The county board voted the money to clean up the ruins at the Mittel Pines Resort once and for all and turn the land into the Jeremiah Sloan County Park. There will be a grand opening and ribbon-cutting ceremony next summer. I’m sure there will be more tears.
Dennis Sloan got another DUI. Not everyone lets go in the right way.
Will Gruder sent me his medal of St. Benedict. I was right that it was actually the medal that had belonged to Keith Whalen. Anna had slipped it around her neck that night in the barn to ward off the Ursulina, and years later, she gave it to Will. He asked me to return it to Keith. I did.
Given Anna’s age at the time of the shooting, she won’t face any legal consequences. And I knew she had already punished herself enough in the years since it happened. She’s started therapy. She’s got a long way to go, but at least she’s on her way. Yesterday she slept through the night for the first time in a long time, and Jeremiah didn’t come to her in her dreams.
In all these years of searching, no one has ever found the Ursulina.
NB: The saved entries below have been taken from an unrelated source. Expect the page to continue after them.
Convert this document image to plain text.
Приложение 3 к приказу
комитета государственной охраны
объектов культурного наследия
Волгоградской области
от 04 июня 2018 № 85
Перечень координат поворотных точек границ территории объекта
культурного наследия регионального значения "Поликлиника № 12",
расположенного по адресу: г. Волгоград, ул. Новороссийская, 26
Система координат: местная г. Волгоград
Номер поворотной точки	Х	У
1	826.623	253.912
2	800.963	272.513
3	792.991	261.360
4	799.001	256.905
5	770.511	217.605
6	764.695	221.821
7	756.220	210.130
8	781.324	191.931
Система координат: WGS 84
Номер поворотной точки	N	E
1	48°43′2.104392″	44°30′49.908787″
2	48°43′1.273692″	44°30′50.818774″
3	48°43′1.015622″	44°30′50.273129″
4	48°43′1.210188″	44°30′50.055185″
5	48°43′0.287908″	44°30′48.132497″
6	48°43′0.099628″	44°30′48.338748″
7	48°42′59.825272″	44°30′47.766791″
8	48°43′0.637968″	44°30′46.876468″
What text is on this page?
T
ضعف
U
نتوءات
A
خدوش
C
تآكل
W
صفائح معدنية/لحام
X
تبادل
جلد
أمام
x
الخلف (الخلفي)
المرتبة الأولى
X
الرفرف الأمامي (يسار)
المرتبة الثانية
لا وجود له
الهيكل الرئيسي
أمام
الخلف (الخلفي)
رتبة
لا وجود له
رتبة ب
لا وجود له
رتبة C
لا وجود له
And me? I needed to let go of the past, too. My father’s past. I didn’t know what had happened the night after his mother died, and I had to make peace with the fact that I probably never would. After all, the past had already let go of him, and he had no more answers to give me.
I confess that in a locked drawer of my office desk, I have a file where I’ve looked at maps and researched the distances someone might have traveled through a blizzard on a bitter night in January thirty-five years ago. It encompasses a universe of hundreds of town, county, and state police officers who might have rescued Sheriff Tom Ginn in a snowy campground. Maybe one of them was my birth mother. Or maybe I just needed to believe she was out there for me to find.
Last night, I came home late. Monica and Dad were in the great room. Monica was tired and went to bed, but my father and I went outside to the gazebo in our yard, as we often do. I brought my guitar. It was a warm spring night. The moths beat their wings against the screens, and the humid air felt thick. We sat together, and Dad listened to me play. I’d been working on a song off and on for a while now. I finally had it done. I called it “The Deep, Deep Snow,” because it’s about the secrets we keep and the places we hide them.
The chorus goes like this:
So we know
We know
We always know
That what we did
Is under the snow
And we know
We know
That spring will show
The thing we hid
&n
bsp; Is down below
I sang it all from start to finish. When I was done, I put down my guitar in my lap and looked at my father with an embarrassed blush. “Well, that’s what it is. I know it’s nothing special, but I like it.”
“It’s beautiful,” Dad told me.
“Oh, I know it’s not, but thank you.”
He shook his head and gave me that same amazing smile that I’d known my whole life. “I mean it. Play the song for me again. I could listen to you sing all night. You have such a pretty voice, young lady.”
I smiled back at him.
I pretended not to hear those words. Young lady.
“Sure, Dad,” I replied, picking up my guitar. “I’ll play it again. You just close your eyes and listen.”